The figurative explanation given to trauma induced memory loss we often hear is that the event is too painful to access, so the mind “blocks it out”. While there is truth to this deconstruction, understanding the science behind recovered and somatic memory can be extremely helpful.
Our brains are fascinating organs, and it’s mission–first and foremost–is to ensure you survive. While some of these mechanisms can be extremely effective initially, that’s not to say they can’t cause problems down the like. It’s believed that during a traumatic experience, the brain often enters a different state of consciousness, like switching between radio stations. It’s in this separate state that that memory is stored, hence why it’s unable to be accessed even after the danger has passed.

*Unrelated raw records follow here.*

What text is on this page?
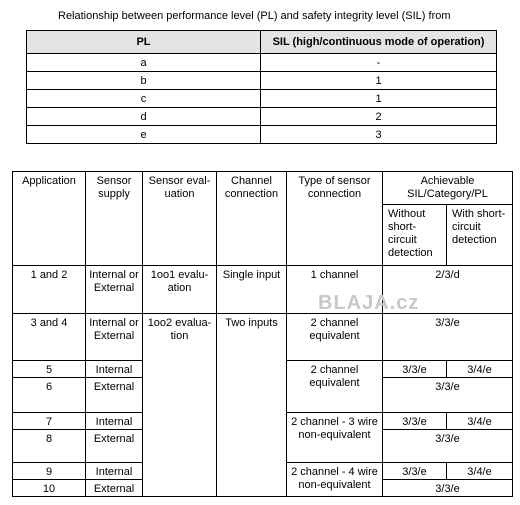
Relationship between performance level (PL) and safety integrity level (SIL) from
PL	SIL (high/continuous mode of operation)
a	-
b	1
c	1
d	2
e	3
Application	Sensor supply	Sensor eval-uation	Channel connection	Type of sensor connection	Achievable SIL/Category/PL	
					Without short-circuit detection	With short-circuit detection
1 and 2	Internal or External	1oo1 evalu-ation	Single input	1 channel	2/3/d	
3 and 4	Internal or External	1oo2 evalua-tion	Two inputs	2 channel equivalent	3/3/e	
5	Internal			2 channel equivalent	3/3/e	3/4/e
6	External				3/3/e	
7	Internal			2 channel - 3 wire non-equivalent	3/3/e	3/4/e
8	External				3/3/e	
9	Internal			2 channel - 4 wire non-equivalent	3/3/e	3/4/e
10	External				3/3/e	
BLAJA.cz
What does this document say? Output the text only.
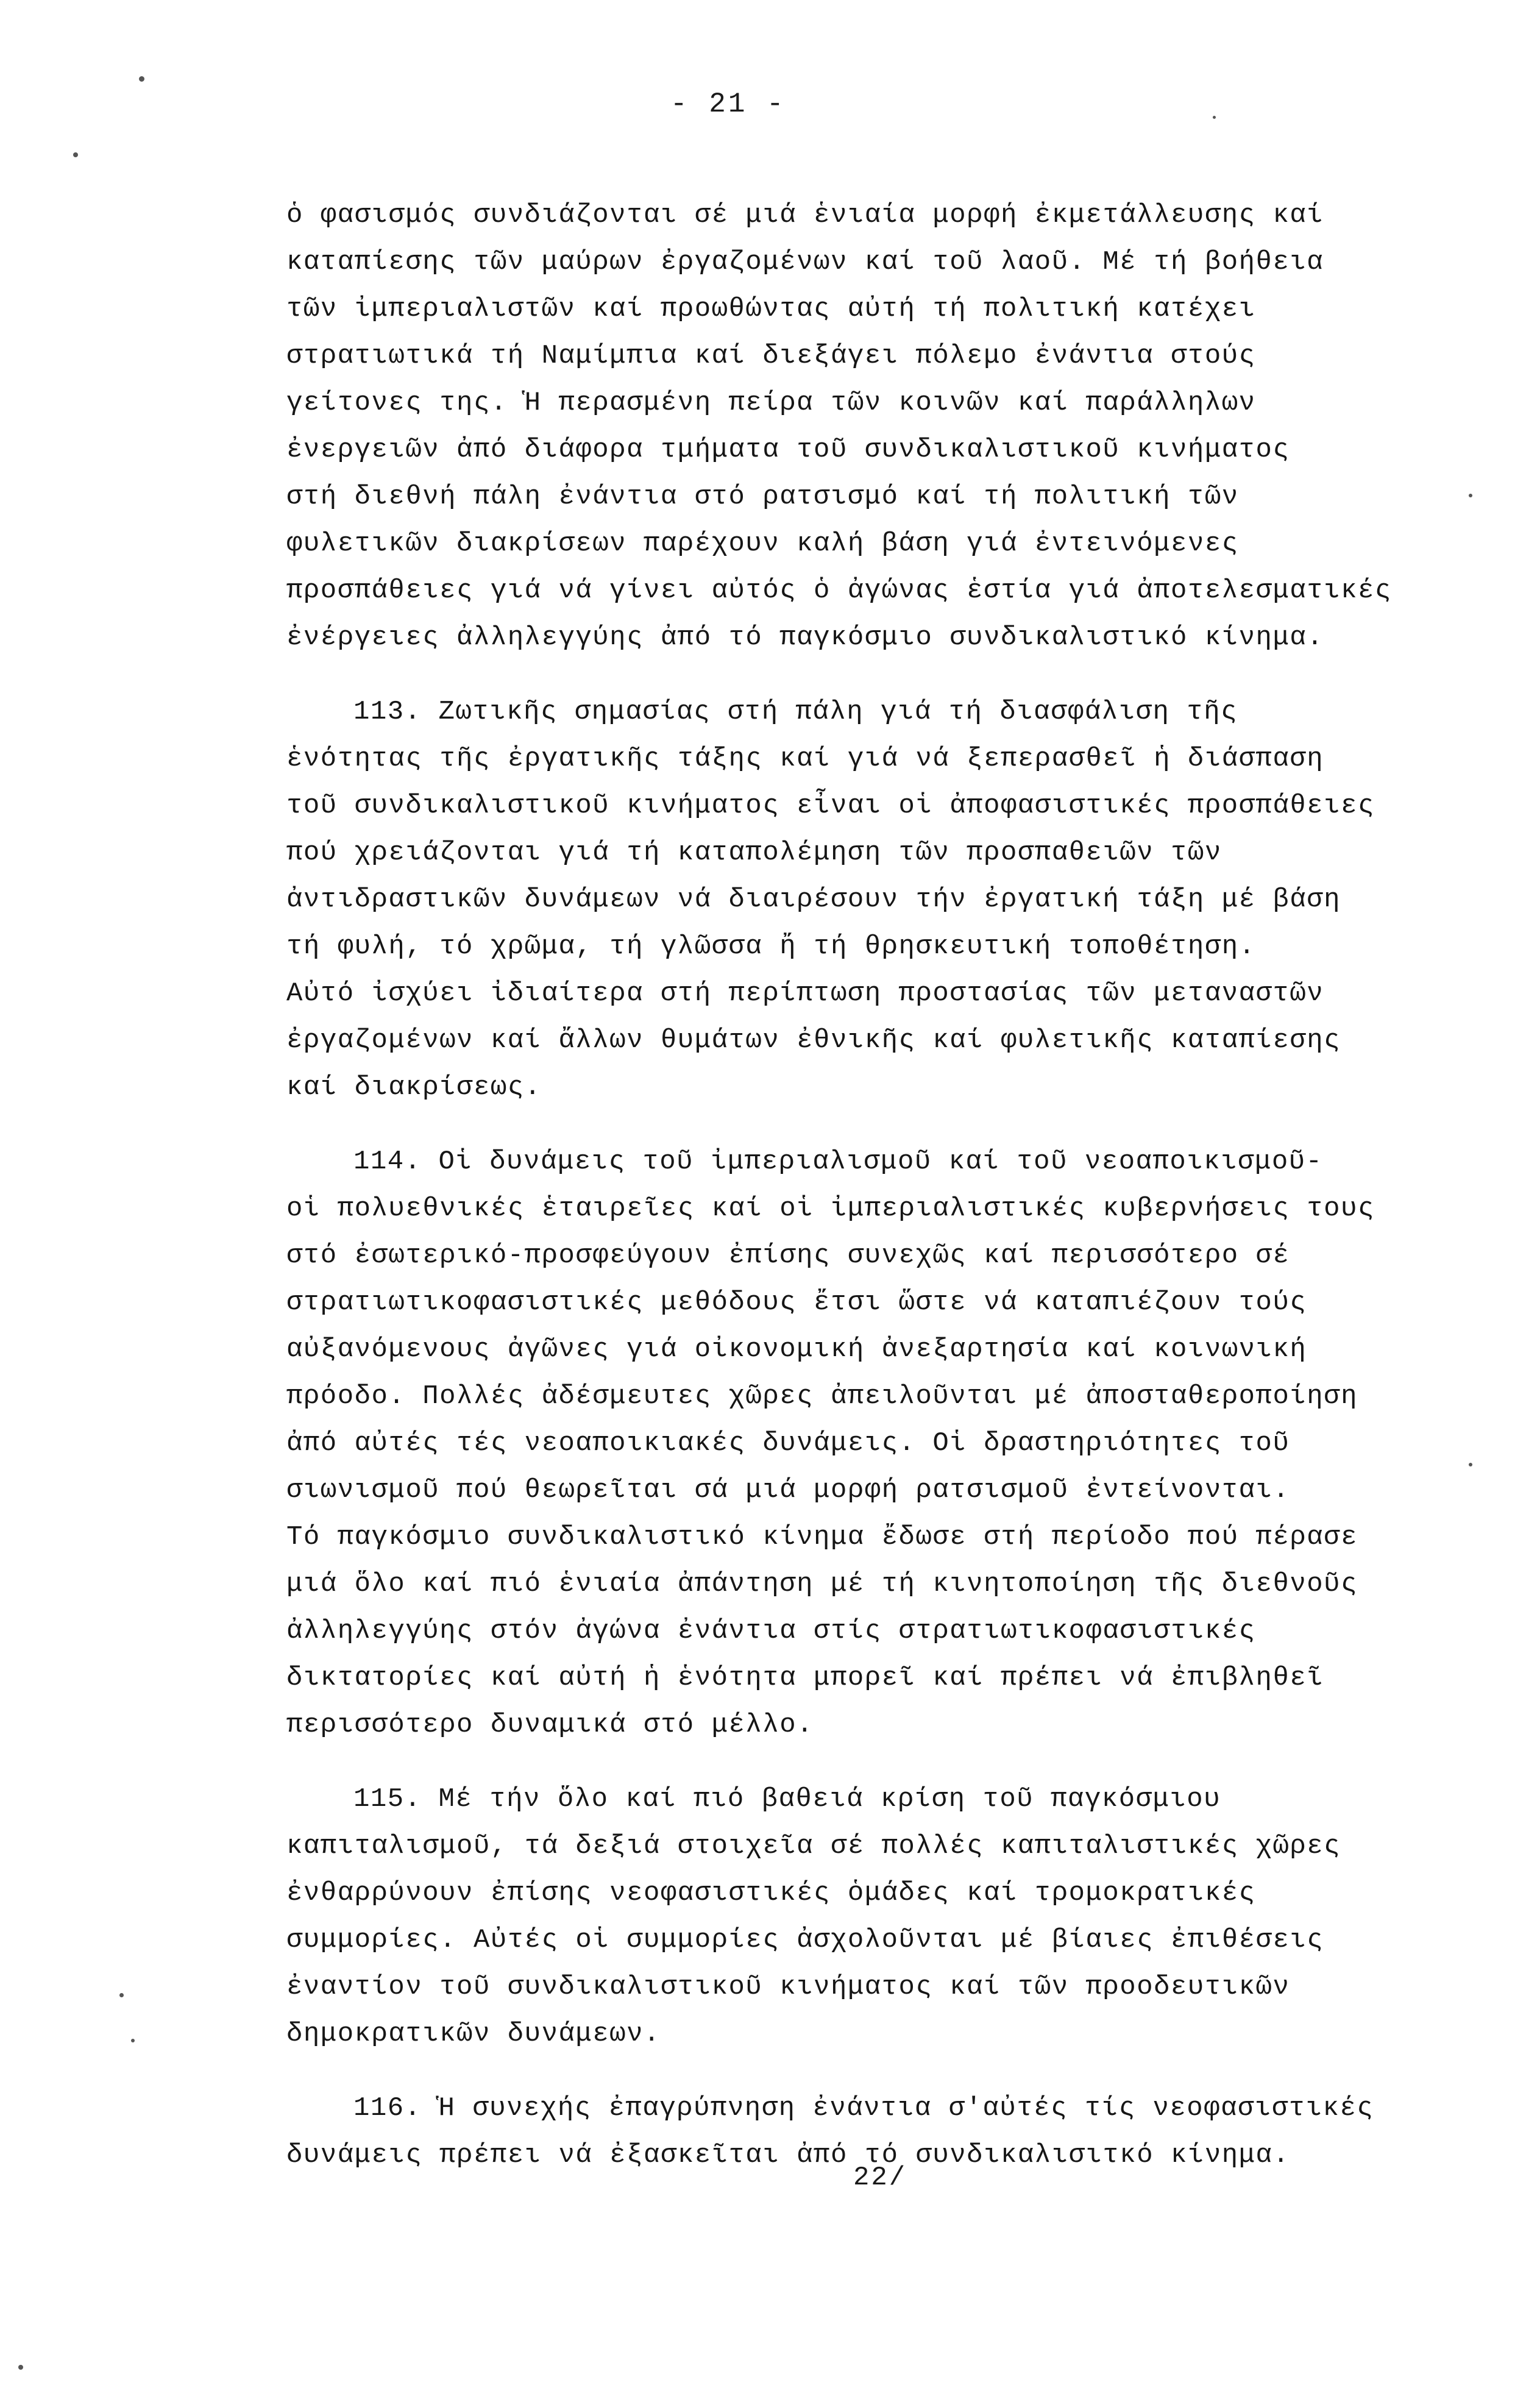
- 21 -
ὁ φασισμός συνδιάζονται σέ μιά ἑνιαία μορφή ἐκμετάλλευσης καί
καταπίεσης τῶν μαύρων ἐργαζομένων καί τοῦ λαοῦ. Μέ τή βοήθεια
τῶν ἰμπεριαλιστῶν καί προωθώντας αὐτή τή πολιτική κατέχει
στρατιωτικά τή Ναμίμπια καί διεξάγει πόλεμο ἐνάντια στούς
γείτονες της. Ἡ περασμένη πείρα τῶν κοινῶν καί παράλληλων
ἐνεργειῶν ἀπό διάφορα τμήματα τοῦ συνδικαλιστικοῦ κινήματος
στή διεθνή πάλη ἐνάντια στό ρατσισμό καί τή πολιτική τῶν
φυλετικῶν διακρίσεων παρέχουν καλή βάση γιά ἐντεινόμενες
προσπάθειες γιά νά γίνει αὐτός ὁ ἀγώνας ἑστία γιά ἀποτελεσματικές
ἐνέργειες ἀλληλεγγύης ἀπό τό παγκόσμιο συνδικαλιστικό κίνημα.
113. Ζωτικῆς σημασίας στή πάλη γιά τή διασφάλιση τῆς
ἑνότητας τῆς ἐργατικῆς τάξης καί γιά νά ξεπερασθεῖ ἡ διάσπαση
τοῦ συνδικαλιστικοῦ κινήματος εἶναι οἱ ἀποφασιστικές προσπάθειες
πού χρειάζονται γιά τή καταπολέμηση τῶν προσπαθειῶν τῶν
ἀντιδραστικῶν δυνάμεων νά διαιρέσουν τήν ἐργατική τάξη μέ βάση
τή φυλή, τό χρῶμα, τή γλῶσσα ἤ τή θρησκευτική τοποθέτηση.
Αὐτό ἰσχύει ἰδιαίτερα στή περίπτωση προστασίας τῶν μεταναστῶν
ἐργαζομένων καί ἄλλων θυμάτων ἐθνικῆς καί φυλετικῆς καταπίεσης
καί διακρίσεως.
114. Οἱ δυνάμεις τοῦ ἰμπεριαλισμοῦ καί τοῦ νεοαποικισμοῦ-
οἱ πολυεθνικές ἑταιρεῖες καί οἱ ἰμπεριαλιστικές κυβερνήσεις τους
στό ἐσωτερικό-προσφεύγουν ἐπίσης συνεχῶς καί περισσότερο σέ
στρατιωτικοφασιστικές μεθόδους ἔτσι ὥστε νά καταπιέζουν τούς
αὐξανόμενους ἀγῶνες γιά οἰκονομική ἀνεξαρτησία καί κοινωνική
πρόοδο. Πολλές ἀδέσμευτες χῶρες ἀπειλοῦνται μέ ἀποσταθεροποίηση
ἀπό αὐτές τές νεοαποικιακές δυνάμεις. Οἱ δραστηριότητες τοῦ
σιωνισμοῦ πού θεωρεῖται σά μιά μορφή ρατσισμοῦ ἐντείνονται.
Τό παγκόσμιο συνδικαλιστικό κίνημα ἔδωσε στή περίοδο πού πέρασε
μιά ὅλο καί πιό ἑνιαία ἀπάντηση μέ τή κινητοποίηση τῆς διεθνοῦς
ἀλληλεγγύης στόν ἀγώνα ἐνάντια στίς στρατιωτικοφασιστικές
δικτατορίες καί αὐτή ἡ ἑνότητα μπορεῖ καί πρέπει νά ἐπιβληθεῖ
περισσότερο δυναμικά στό μέλλο.
115. Μέ τήν ὅλο καί πιό βαθειά κρίση τοῦ παγκόσμιου
καπιταλισμοῦ, τά δεξιά στοιχεῖα σέ πολλές καπιταλιστικές χῶρες
ἐνθαρρύνουν ἐπίσης νεοφασιστικές ὁμάδες καί τρομοκρατικές
συμμορίες. Αὐτές οἱ συμμορίες ἀσχολοῦνται μέ βίαιες ἐπιθέσεις
ἐναντίον τοῦ συνδικαλιστικοῦ κινήματος καί τῶν προοδευτικῶν
δημοκρατικῶν δυνάμεων.
116. Ἡ συνεχής ἐπαγρύπνηση ἐνάντια σ'αὐτές τίς νεοφασιστικές
δυνάμεις πρέπει νά ἐξασκεῖται ἀπό τό συνδικαλισιτκό κίνημα.
22/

But let’s get a little more scientific. The prefrontal cortex (found in the frontal lobe) is responsible for cognition, personality, processing, reasoning and rationality. During a traumatic event, the body goes into survival mode which often results in the prefrontal cortex shutting down. Instead of encoding a traditional episodic memory, instead, different sensory fragments connected to the traumatic event are imprinted onto the amygdala, a part of the limbic system (“Trauma and the Brain“). These sensory fragments–sights, sounds smells–may act as triggers later, throwing the body back into ‘fight or flight’ even though the trauma has already passed. This is the literal breakdown behind what we mean when we say ‘the body remembers trauma’–it does.